You will get air in the carboy whether you use an airlock or foil. Just the act of removing the airlock and replacing with foil will allow the foil method to get more air into the carboy. An airlock will not support a high enough pressure differential to cause a plastic carboy to collapse.Ok, here is my situation: I am brewing an IPA (brewed on April 19th). Fermentation done since almost a week, beer still sitting in the primary ( I don't do secondary). First time I have temp control: sat around 65-66 until towards the end of fermentation, and ramped up to around 70.
I dry hopped yesterday.
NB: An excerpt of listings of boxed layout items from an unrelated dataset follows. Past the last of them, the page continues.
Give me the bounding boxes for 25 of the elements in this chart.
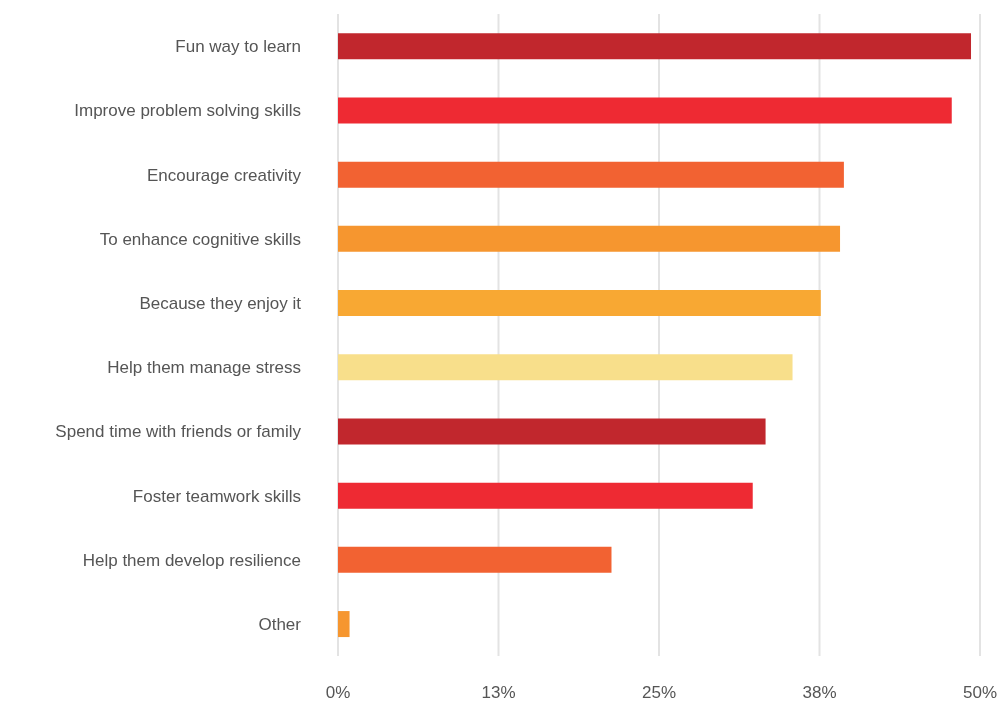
y-tick-label: Fun way to learn <box>175 37 301 57</box>
x-tick-label: 13% <box>481 683 516 703</box>
bar <box>338 290 821 317</box>
bar <box>338 482 753 509</box>
y-tick-label: Other <box>258 614 302 634</box>
bar <box>338 354 793 381</box>
x-tick-label: 0% <box>325 683 351 703</box>
bar <box>338 97 952 124</box>
y-tick-label: Spend time with friends or family <box>55 422 302 442</box>
y-tick-label: Foster teamwork skills <box>132 486 301 506</box>
y-tick-label: Improve problem solving skills <box>74 101 301 121</box>
bar <box>338 418 766 445</box>
y-tick-label: Encourage creativity <box>146 165 302 185</box>
bar <box>338 225 841 252</box>
y-tick-label: To enhance cognitive skills <box>99 229 301 249</box>
x-tick-label: 50% <box>962 683 998 703</box>
bar <box>338 611 350 638</box>
bar <box>338 546 612 573</box>
y-tick-label: Help them manage stress <box>107 358 301 378</box>
bar <box>338 33 972 60</box>
x-tick-label: 25% <box>641 683 677 703</box>
y-tick-label: Because they enjoy it <box>139 293 302 313</box>
bar <box>338 161 844 188</box>
y-tick-label: Help them develop resilience <box>82 550 301 570</box>
x-tick-label: 38% <box>802 683 837 703</box>
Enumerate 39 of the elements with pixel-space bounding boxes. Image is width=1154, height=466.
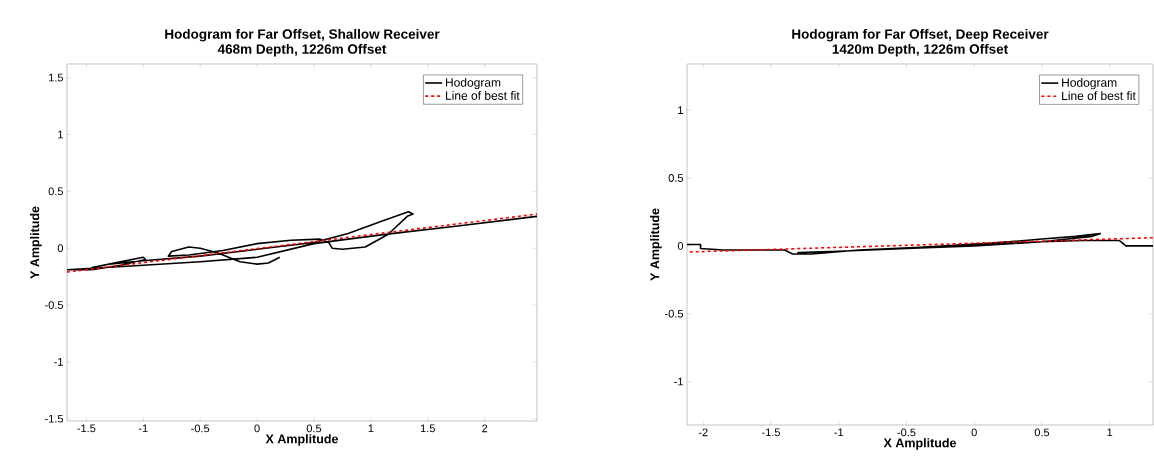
x-tick-label: -1 (138, 424, 148, 433)
y-tick-label: 0 (677, 241, 684, 250)
chart-title: Hodogram for Far Offset, Shallow Receiver (165, 28, 440, 42)
chart-subtitle: 1420m Depth, 1226m Offset (832, 43, 1008, 57)
y-tick-label: -0.5 (45, 301, 64, 309)
x-tick-label: 0 (254, 424, 260, 433)
x-axis-title: X Amplitude (265, 434, 339, 446)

I want to try short dry hop (48-72 hours), and I pretty much have to bottle on Sunday evening (for some other reasons). Because of all the hop in suspension, I wanted to cold crash before (especially since I now can).
It's a 4-gallon batch in a 6-gallon plastic carboy, so plenty of headspace... And I only have a 3-piece airlock. I am afraid that the air compression will suck back the Star San (that doesn't concern me too much), and lead the carboy to "implode" since it's plastic and there is quite a lof of headspace.
My plan is to remove the airlock and put a sanitized foil with a rubber band... I know I risk some oxidation, but I don't know what else to do (I don't have CO2 setup).
Any thoughts?
A 3-piece airlock will suck back at most 10 ml of liquid (a little more than 1/3 fl oz) when filled to the top "Fill Level" line (yes, I measured.)